London is split into Zones. The centre is Zone 1. Zones 2 to Zone 6 are outside, getting further from the centre. Your travel card allows you to travel in certain zones.
The more Zones you want to travel in, the more expensive the Travelcard.

Islington

Islington is a worthwhile trip. Take the tube to Angel (Northern Line), and then walk up the high street. You will find a whole range of interesting shops.

SW1

SW1 is posh. You will either find it fascinating or boring. Walk between Hyde Park Corner, along Knightsbridge and down Sloane Street towards Sloane Square. All the best designers and jewellers have a boutique here.
Harrods is here, too.
Sloane Street is described well here http://en.wikipedia.org/wiki/Sloane_Street

London Silver Vaults

This is often missed by tourists. It's a massive underground vault. Within the vault are about 80 individual shops, each one selling silver.

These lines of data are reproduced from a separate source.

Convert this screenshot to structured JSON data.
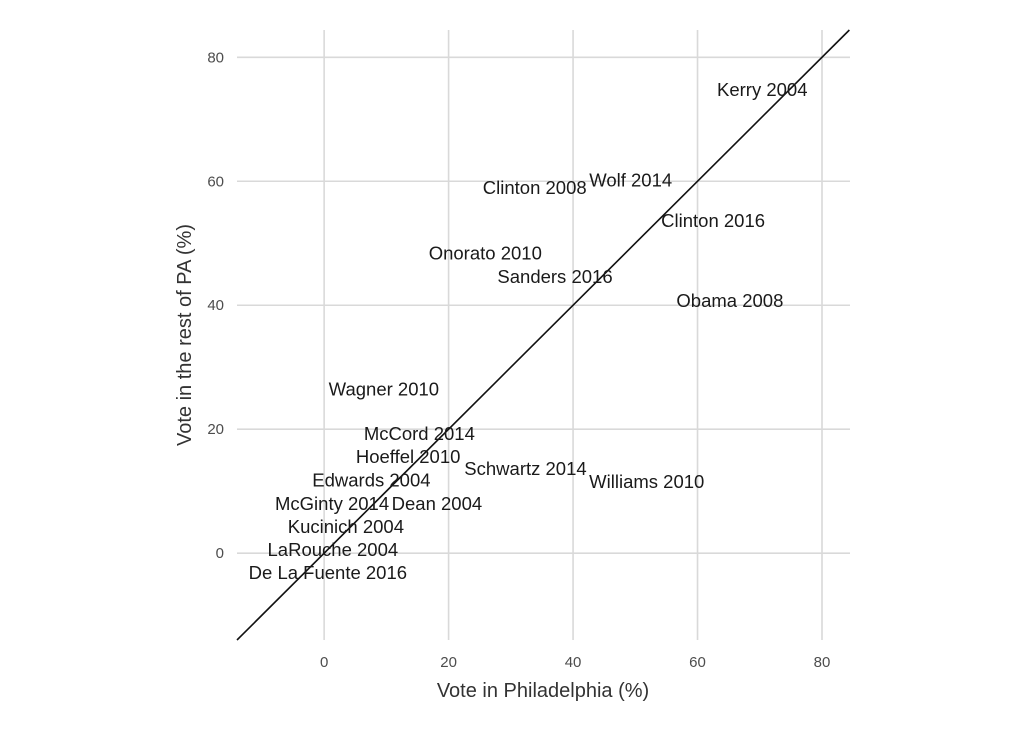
{
  "chart_data": {
    "type": "scatter",
    "marker": "text-label",
    "title": "",
    "xlabel": "Vote in Philadelphia (%)",
    "ylabel": "Vote in the rest of PA (%)",
    "xlim": [
      -14,
      84.5
    ],
    "ylim": [
      -14,
      84.4
    ],
    "xticks": [
      0,
      20,
      40,
      60,
      80
    ],
    "yticks": [
      0,
      20,
      40,
      60,
      80
    ],
    "grid": true,
    "reference_line": {
      "type": "y=x"
    },
    "points": [
      {
        "label": "Kerry 2004",
        "x": 70.4,
        "y": 74.8
      },
      {
        "label": "Wolf 2014",
        "x": 48.2,
        "y": 60.2
      },
      {
        "label": "Clinton 2008",
        "x": 34.9,
        "y": 59.0
      },
      {
        "label": "Clinton 2016",
        "x": 62.5,
        "y": 53.7
      },
      {
        "label": "Onorato 2010",
        "x": 25.9,
        "y": 47.9
      },
      {
        "label": "Sanders 2016",
        "x": 37.1,
        "y": 45.2
      },
      {
        "label": "Obama 2008",
        "x": 65.2,
        "y": 40.8
      },
      {
        "label": "Wagner 2010",
        "x": 9.6,
        "y": 26.5
      },
      {
        "label": "McCord 2014",
        "x": 15.3,
        "y": 17.1
      },
      {
        "label": "Hoeffel 2010",
        "x": 13.5,
        "y": 13.4
      },
      {
        "label": "Schwartz 2014",
        "x": 32.6,
        "y": 13.9
      },
      {
        "label": "Williams 2010",
        "x": 51.6,
        "y": 11.6
      },
      {
        "label": "Edwards 2004",
        "x": 7.6,
        "y": 10.0
      },
      {
        "label": "Dean 2004",
        "x": 17.5,
        "y": 8.9
      },
      {
        "label": "McGinty 2014",
        "x": 1.9,
        "y": 8.4
      },
      {
        "label": "Kucinich 2004",
        "x": 3.5,
        "y": 3.9
      },
      {
        "label": "LaRouche 2004",
        "x": 1.4,
        "y": 1.9
      },
      {
        "label": "De La Fuente 2016",
        "x": 0.6,
        "y": 0.8
      }
    ]
  }
}
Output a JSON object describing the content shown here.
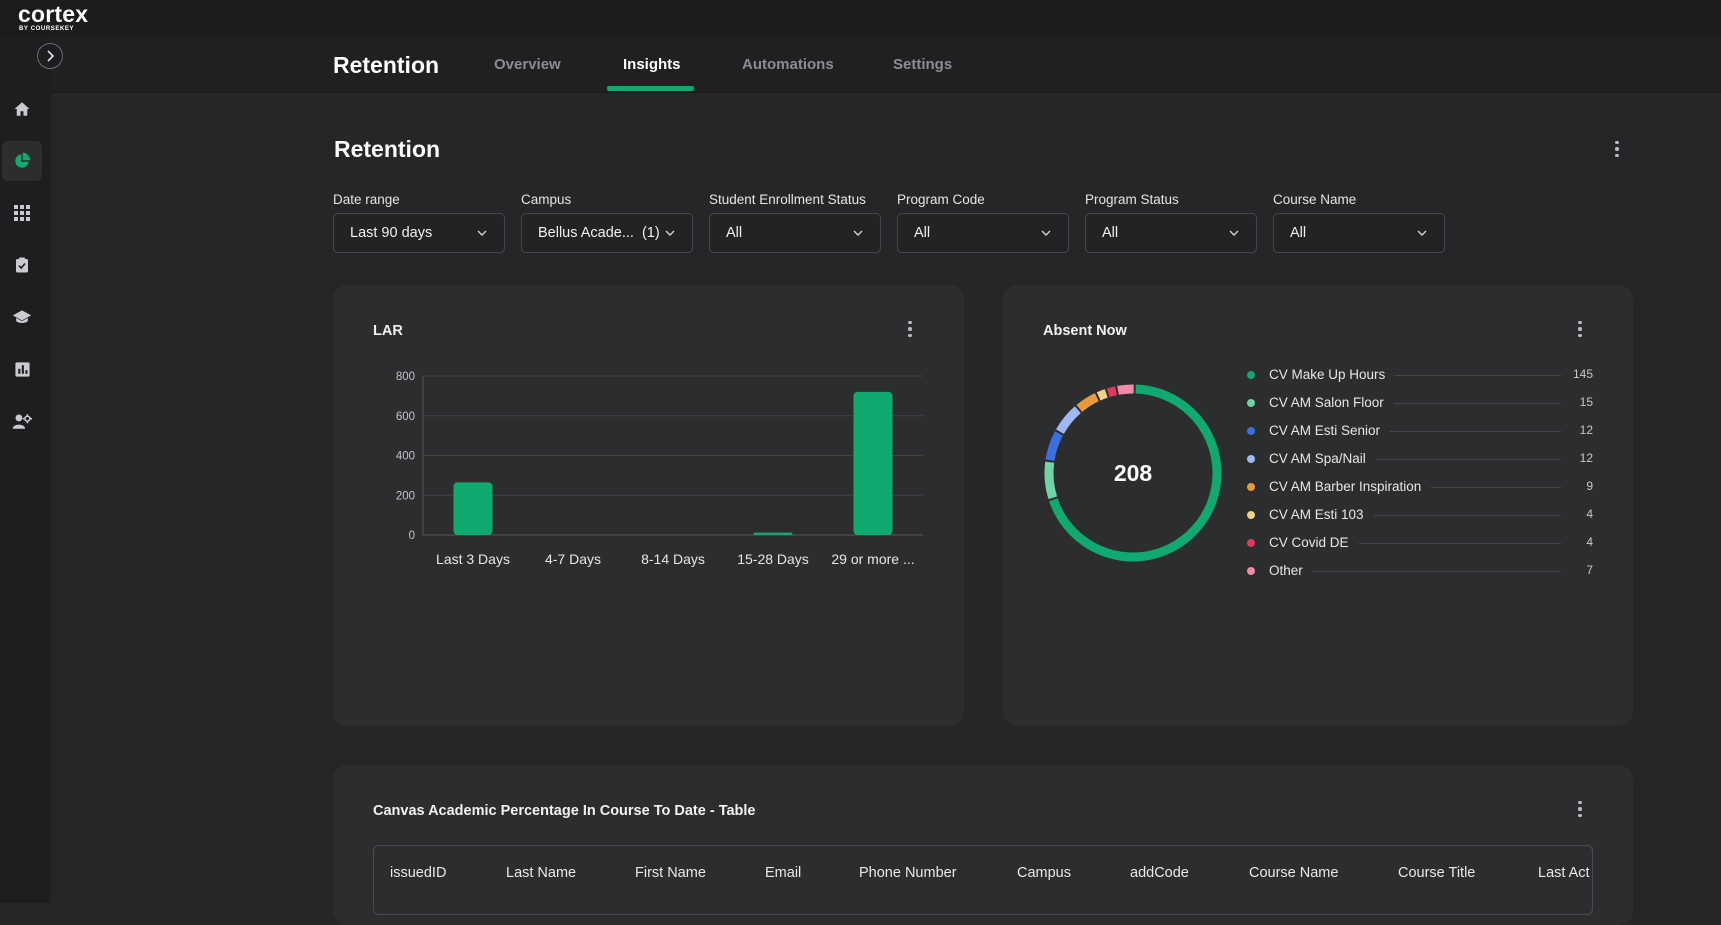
{
  "brand": {
    "name": "cortex",
    "sub": "BY COURSEKEY"
  },
  "sidebar": {
    "items": [
      {
        "icon": "home-icon"
      },
      {
        "icon": "pie-chart-icon",
        "active": true
      },
      {
        "icon": "apps-grid-icon"
      },
      {
        "icon": "clipboard-check-icon"
      },
      {
        "icon": "graduation-cap-icon"
      },
      {
        "icon": "bar-chart-icon"
      },
      {
        "icon": "user-settings-icon"
      }
    ]
  },
  "header": {
    "title": "Retention",
    "tabs": [
      {
        "label": "Overview"
      },
      {
        "label": "Insights",
        "active": true
      },
      {
        "label": "Automations"
      },
      {
        "label": "Settings"
      }
    ]
  },
  "page": {
    "title": "Retention"
  },
  "filters": [
    {
      "label": "Date range",
      "value": "Last 90 days"
    },
    {
      "label": "Campus",
      "value": "Bellus Acade...  (1)"
    },
    {
      "label": "Student Enrollment Status",
      "value": "All"
    },
    {
      "label": "Program Code",
      "value": "All"
    },
    {
      "label": "Program Status",
      "value": "All"
    },
    {
      "label": "Course Name",
      "value": "All"
    }
  ],
  "accent_color": "#10a96f",
  "chart_data": [
    {
      "type": "bar",
      "title": "LAR",
      "categories": [
        "Last 3 Days",
        "4-7 Days",
        "8-14 Days",
        "15-28 Days",
        "29 or more ..."
      ],
      "values": [
        265,
        0,
        2,
        12,
        720
      ],
      "ylim": [
        0,
        800
      ],
      "yticks": [
        "0",
        "200",
        "400",
        "600",
        "800"
      ],
      "grid": true,
      "color": "#10a96f"
    },
    {
      "type": "pie",
      "title": "Absent Now",
      "center_label": "208",
      "slices": [
        {
          "label": "CV Make Up Hours",
          "value": 145,
          "color": "#10a96f"
        },
        {
          "label": "CV AM Salon Floor",
          "value": 15,
          "color": "#6fd3a6"
        },
        {
          "label": "CV AM Esti Senior",
          "value": 12,
          "color": "#3b6fe0"
        },
        {
          "label": "CV AM Spa/Nail",
          "value": 12,
          "color": "#9fb8f5"
        },
        {
          "label": "CV AM Barber Inspiration",
          "value": 9,
          "color": "#e89a3c"
        },
        {
          "label": "CV AM Esti 103",
          "value": 4,
          "color": "#f2d18a"
        },
        {
          "label": "CV Covid DE",
          "value": 4,
          "color": "#e03a5a"
        },
        {
          "label": "Other",
          "value": 7,
          "color": "#f28aa8"
        }
      ]
    }
  ],
  "table": {
    "title": "Canvas Academic Percentage In Course To Date - Table",
    "columns": [
      "issuedID",
      "Last Name",
      "First Name",
      "Email",
      "Phone Number",
      "Campus",
      "addCode",
      "Course Name",
      "Course Title",
      "Last Act"
    ]
  }
}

The website is here http://www.thesilvervaults.com/

Electronics and Computers

The best computer hardware stores are traditionally found on Tottenham Court Road - BUT be careful ! These shops sometimes move their front door, from one side of their frontage to the other. This makes them (legally) a different shop, which makes any guarantee Worthless.
See for information, http://www.pcr-online.biz/features/1/Mystery-Shopper-Tottenham-Court-Road
Nowadays of course, buying these items online is often cheaper.

How to count in Roman Numerals

Many buildings have the construction date written in stone, using Roman Numerals.
These can be bemusing until you know that you should subtract as well as add; like this :
I is 1.
V is 5.
X is 10.
L is 50.
C is 100.
D is 500.
M is 1000.
Read the numbers from left to right. You either add or subtract. If the next number is smaller, you add them. If the next number is bigger, you subtract.
MCM = 1900 (1,000 plus ... 100 before 1,000)
MCMLXXXII = 1982
MCMLXXIV = 1974. That's 1000 + 900 + 50 + 10 + 10 + 4
MDCCC = 1800
MDCC = 1700
MDC = 1600
MD = 1500
MCD = 1400
MCCC = 1300
MCC = 1200
MC = 1100
That should cover most of the dates that you will see on buildings.
You can read more at http://en.wikipedia.org/wiki/Roman_numerals

Great Fire Of London

Most of London (City area) was destroyed in the Great Fire (1666), read details at http://en.wikipedia.org/wiki/Great_Fire_of_London

Plague

The Plague started around 1340 and continued on and off until 1666; when London was destroyed by the fire.
read http://www.britainexpress.com/History/plague.htm
and
http://www.bbc.co.uk/history/british/middle_ages/black_01.shtml

Many churches bear evidence of plague, you need to research elsewhere for details.
It is still illegal for construction work in many places in London, since digging the foundations would disturb the plague pits where thousands of people were hurridly buried, for fear that the Plague would return.